In Limburg the vlaai was originally a special treat during a church-fair, held twice a year. Now you can buy it anywhere in The Netherlands. Factories punch out ten thousands of ‘vlaaien‘ every day.

  • Sift the flour and make a well. Pour the instant yeast into the well. Add sugar and a little of the milk. Leave for 10 minutes.
  • Add the remainig milk, the butter, the castor sugar and the egg, knead well, then add the salt. Knead until the dough does not stick to the hands anymore and airholes have formed which burst with a soft cracking noise when you squeeze them. If the dough seems too dry, add some extra milk.
  • Cover the bowl with a dampened dish towel and leavet he dough to stand at room temperature until it has doubled in size.
  • Roll out on a floured working surface. Line the form with it, the side (3 cm) too. Prick in, cover with moist cloth and let rise again for a quarter of an hour.
  • Preheat oven to 200˚C/400˚F/Gas 6.
  • Meanwhile make the filling. Heat 200 ml milk with the pod. Beat the yolks with the sugar and cornflour. Mix in 50 ml cold milk, sieve. Then add to the milk while stirring. Let thicken for some minutes, stirring all the time. Cover the surface of this ‘vla’ with clear film to prevent a skin. Cool off to lukewarm. Discard the pod. Whisk the filling until creamy.
  • Drain the canned fruit if using. Measure 150 ml of the juice. Mix the potato flour with some water to a paste in a bowl, the stir into the juice and cook stirring until thickened. Remove from the heat and cool.
  • Spread the ‘vla’ onto the risen dough, cover with the fruit: fresh fruit sprinkled with 50 g sugar (plums and apricots inside up). Bake for 30-35 minutes on a lower shelf of the oven. Decorate with the thickened juice after cooling off, or sprinkle with sugar.

 

Variation:

Vlaaien are also made with a filling of rice or semolina porridge mixed with eggs, or with a topping of egg whites, a dough covering (Toesjlaag), crisp dough crumbs (Kruimelkes) or a dough lattice (Loederkes).

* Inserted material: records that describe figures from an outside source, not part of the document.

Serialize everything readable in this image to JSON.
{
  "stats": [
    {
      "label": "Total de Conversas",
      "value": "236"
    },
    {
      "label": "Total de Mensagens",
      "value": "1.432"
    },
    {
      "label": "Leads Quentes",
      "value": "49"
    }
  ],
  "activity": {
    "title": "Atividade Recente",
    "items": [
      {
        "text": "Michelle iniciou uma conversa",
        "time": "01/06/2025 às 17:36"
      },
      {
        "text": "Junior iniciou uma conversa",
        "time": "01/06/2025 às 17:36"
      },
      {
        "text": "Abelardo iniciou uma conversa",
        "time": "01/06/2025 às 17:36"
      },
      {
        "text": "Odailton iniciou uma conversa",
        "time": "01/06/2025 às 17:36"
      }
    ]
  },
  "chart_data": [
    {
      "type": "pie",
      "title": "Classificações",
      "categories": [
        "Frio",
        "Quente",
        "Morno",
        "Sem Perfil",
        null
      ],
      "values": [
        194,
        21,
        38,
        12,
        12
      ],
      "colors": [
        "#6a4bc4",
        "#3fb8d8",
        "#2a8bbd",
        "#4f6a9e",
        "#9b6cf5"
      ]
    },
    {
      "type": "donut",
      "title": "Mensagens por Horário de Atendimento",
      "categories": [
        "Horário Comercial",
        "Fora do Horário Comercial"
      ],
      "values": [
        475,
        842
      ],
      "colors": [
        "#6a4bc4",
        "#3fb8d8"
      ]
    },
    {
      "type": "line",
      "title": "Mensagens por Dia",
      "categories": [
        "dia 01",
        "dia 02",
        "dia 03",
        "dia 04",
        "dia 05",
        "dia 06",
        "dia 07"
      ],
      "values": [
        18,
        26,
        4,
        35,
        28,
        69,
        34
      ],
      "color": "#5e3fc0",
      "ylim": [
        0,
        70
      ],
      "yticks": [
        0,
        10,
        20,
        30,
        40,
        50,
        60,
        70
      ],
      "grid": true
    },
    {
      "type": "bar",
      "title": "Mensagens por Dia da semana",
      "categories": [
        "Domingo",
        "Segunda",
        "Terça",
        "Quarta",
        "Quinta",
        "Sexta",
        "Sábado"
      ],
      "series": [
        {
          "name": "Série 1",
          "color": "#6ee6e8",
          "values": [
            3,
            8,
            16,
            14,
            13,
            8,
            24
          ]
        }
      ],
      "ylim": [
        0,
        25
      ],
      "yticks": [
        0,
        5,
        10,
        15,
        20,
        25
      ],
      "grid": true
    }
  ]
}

Here a recipe for crumbs, to be strewn over the fruit filling.

 

150 g all purpose flour

150 g finely ground almonds

150 g sugar

pinch cinnamon

salt

120 g cold butter

 

  • Mix flour, almond powder, sugar, cinnamon and salt. Grate the butter coarsely. Cut through the flour, mix with two knives and let the contents of the bowl flow through your cold fingers until you have got a bowlful of crumbs. Top the vlaai with the crumbs. Bake as above. Sprinkle with icing sugar after cooling off.